Assistiert ebenfalls rund um die Uhr ist die demokratische Willensbildung angesichts der Zweiten Zeitenwende bei der Verbreitung falscher, sachfremder "Argumente" durch die demokratischen Leitmedien, durch die einschlägigen Denkfabriken, durch sonstige Professoren und "Experten", sowie durch journalistische Moderatorinnen und Moderatoren in den Polit-Talkschows. Sie alle zeichnen sich durch einen ausgeprägten Willen zum Krieg aus und tun sich beim Ausgrenzen und moralischen Herabsetzen der vom Willen zum Krieg abweichenden Meinungen und Ansichten hervor. Politisches Ziel dieser strategischen Kommunikation und Kultur: Die gezielte Verbreitung von moralischen Verachtungs- und Verdammungsurteilen gegenüber vom offiziellen Kriegskurs abweichenden Meinungen und Ansichten.
Allerdings: Einfach nur roh und ungeschminkt den Willen zum Krieg, den Willen zur Verzichts- und Opferbereitschaft, den Willen zur Todes- und Tötungsbereitschaft von der Bevölkerung verlangen, das erscheint der demokratischen politischen Herrschaft als nicht hinreichend, um den Mentalitätswandel erfolgreich herbeizuführen.

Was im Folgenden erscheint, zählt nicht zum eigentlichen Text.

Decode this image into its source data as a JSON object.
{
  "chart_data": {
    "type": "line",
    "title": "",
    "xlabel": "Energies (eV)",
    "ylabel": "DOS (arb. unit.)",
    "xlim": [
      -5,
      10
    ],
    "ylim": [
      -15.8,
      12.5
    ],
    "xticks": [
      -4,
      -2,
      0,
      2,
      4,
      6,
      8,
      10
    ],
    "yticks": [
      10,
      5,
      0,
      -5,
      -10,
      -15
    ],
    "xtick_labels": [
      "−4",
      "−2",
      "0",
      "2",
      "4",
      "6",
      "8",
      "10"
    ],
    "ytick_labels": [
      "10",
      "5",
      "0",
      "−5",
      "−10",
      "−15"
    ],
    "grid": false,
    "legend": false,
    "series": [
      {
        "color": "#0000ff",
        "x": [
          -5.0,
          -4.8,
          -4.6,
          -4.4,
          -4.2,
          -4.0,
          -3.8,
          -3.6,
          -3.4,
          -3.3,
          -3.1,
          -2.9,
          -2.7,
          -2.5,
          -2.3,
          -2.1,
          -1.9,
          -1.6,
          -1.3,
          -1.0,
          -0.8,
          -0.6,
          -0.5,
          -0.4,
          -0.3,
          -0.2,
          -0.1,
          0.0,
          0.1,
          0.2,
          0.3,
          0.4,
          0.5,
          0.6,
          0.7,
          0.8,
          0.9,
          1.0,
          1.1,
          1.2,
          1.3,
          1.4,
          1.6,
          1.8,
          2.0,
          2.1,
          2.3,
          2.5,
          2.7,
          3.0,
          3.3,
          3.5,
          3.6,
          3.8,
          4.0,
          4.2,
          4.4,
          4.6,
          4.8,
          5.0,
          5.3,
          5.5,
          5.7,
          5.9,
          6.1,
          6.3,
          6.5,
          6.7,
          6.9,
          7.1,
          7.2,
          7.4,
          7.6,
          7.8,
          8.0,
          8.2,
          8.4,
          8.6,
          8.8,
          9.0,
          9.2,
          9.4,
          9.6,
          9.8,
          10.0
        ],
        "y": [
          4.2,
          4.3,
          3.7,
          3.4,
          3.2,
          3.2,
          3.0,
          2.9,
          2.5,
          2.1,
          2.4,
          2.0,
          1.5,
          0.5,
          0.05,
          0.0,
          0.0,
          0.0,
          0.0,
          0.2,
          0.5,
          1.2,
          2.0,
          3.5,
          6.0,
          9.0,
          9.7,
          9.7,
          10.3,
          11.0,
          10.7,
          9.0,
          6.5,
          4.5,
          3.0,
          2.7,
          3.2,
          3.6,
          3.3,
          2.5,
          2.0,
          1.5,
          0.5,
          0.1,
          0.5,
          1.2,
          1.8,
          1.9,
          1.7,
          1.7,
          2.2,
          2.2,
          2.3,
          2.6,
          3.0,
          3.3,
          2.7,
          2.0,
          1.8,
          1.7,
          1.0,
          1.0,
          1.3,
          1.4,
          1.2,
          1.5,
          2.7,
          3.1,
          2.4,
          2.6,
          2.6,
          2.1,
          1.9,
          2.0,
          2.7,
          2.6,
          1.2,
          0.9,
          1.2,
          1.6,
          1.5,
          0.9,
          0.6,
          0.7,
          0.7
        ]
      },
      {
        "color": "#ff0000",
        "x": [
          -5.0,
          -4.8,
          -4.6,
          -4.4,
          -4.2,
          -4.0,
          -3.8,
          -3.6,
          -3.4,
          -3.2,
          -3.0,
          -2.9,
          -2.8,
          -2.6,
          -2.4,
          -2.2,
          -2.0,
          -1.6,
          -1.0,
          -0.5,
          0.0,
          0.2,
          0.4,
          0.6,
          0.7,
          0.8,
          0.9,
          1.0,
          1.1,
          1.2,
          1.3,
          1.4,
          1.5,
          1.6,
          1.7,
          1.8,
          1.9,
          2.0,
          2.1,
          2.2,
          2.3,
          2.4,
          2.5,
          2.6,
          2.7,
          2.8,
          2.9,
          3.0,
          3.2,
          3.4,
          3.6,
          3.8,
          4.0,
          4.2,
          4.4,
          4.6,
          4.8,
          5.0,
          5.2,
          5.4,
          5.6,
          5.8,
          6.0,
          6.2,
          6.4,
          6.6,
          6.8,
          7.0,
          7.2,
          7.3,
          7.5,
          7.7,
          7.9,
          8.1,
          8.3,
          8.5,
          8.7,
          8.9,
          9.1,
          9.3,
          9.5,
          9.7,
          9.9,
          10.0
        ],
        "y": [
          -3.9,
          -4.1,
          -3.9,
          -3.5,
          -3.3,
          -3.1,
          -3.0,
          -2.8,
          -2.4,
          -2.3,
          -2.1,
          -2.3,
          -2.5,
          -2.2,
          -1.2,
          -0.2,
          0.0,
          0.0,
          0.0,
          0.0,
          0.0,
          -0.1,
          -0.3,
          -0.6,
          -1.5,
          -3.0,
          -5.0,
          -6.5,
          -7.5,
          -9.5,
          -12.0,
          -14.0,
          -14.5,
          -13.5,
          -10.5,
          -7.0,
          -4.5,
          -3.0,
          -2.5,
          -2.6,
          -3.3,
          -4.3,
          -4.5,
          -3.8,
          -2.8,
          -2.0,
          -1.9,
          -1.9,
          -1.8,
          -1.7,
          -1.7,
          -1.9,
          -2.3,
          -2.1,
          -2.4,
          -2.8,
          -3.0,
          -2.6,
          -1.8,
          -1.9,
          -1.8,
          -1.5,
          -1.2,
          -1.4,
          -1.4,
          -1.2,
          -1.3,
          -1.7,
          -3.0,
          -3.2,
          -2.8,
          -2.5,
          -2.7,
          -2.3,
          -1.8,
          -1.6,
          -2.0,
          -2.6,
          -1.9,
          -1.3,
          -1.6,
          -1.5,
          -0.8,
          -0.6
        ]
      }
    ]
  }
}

Die propagandistische Verwandlung und Veredelung der groben Wirklichkeit der Demokratie in einen schönen Schein; sowie die propagandistische Verwandlung und verschönernde Veredelung der staatlichen Gewalt, beides ist zwar seit 1945 selbstverständlicher Usus demokratischer Meinungs-, Urteils- und Willensbildung; was den staatliche Willen zum Krieg angeht: Da leistet die altbewährte und von allen Staaten der Neuzeit in Anschlag gebrachte Ideologie namens Verteidigung-Sicherheit-Schutz beste Dienste, um ihren Willen zum Krieg zu veredeln.
In der westlichen Wertegemeinschaft: Verteidigung-Sicherheit-Schutz der Demokratie, der westlichen Welt und Werte; und, natürlich auch, der Bürger, die dafür geopfert werden sollen. Diese hehren Ziele des demokratischen Willens zum Krieg begründen und rechtfertigen ethisch-moralisch das jederzeitige "Recht zum Krieg" (jus ad bellum) gegen das Böse, Schlechte und Unheilvolle - als gerechte Gewalt und gerechter Krieg (bellum justum): von Anbeginn an gegen Russland, damals noch in Gestalt der UdSSR.
Die "Zweite Zeitenwende", die ethisch-moralisch Rechtfertigung des nunmehr konkret geplanten Gewalteinsatzes gegen Russland, der Hunderttausenden oder Millionen, Soldaten, Zivilisten, Kindern und Frauen Gesundheit oder das Leben kosten wird; das bedarf einer äusserst intensiven Verhimmelung und Verschönerung von Demokratie und kriegswilliger Gewalt: "Das lässt sich nur erreichen, wenn wir unsere langfristigen aussenpolitischen Ziele klar benennen und erklären, aus welchen Werten und Interessen sich diese Ziele ableiten." (Kiesewetter), Juli/August 2017)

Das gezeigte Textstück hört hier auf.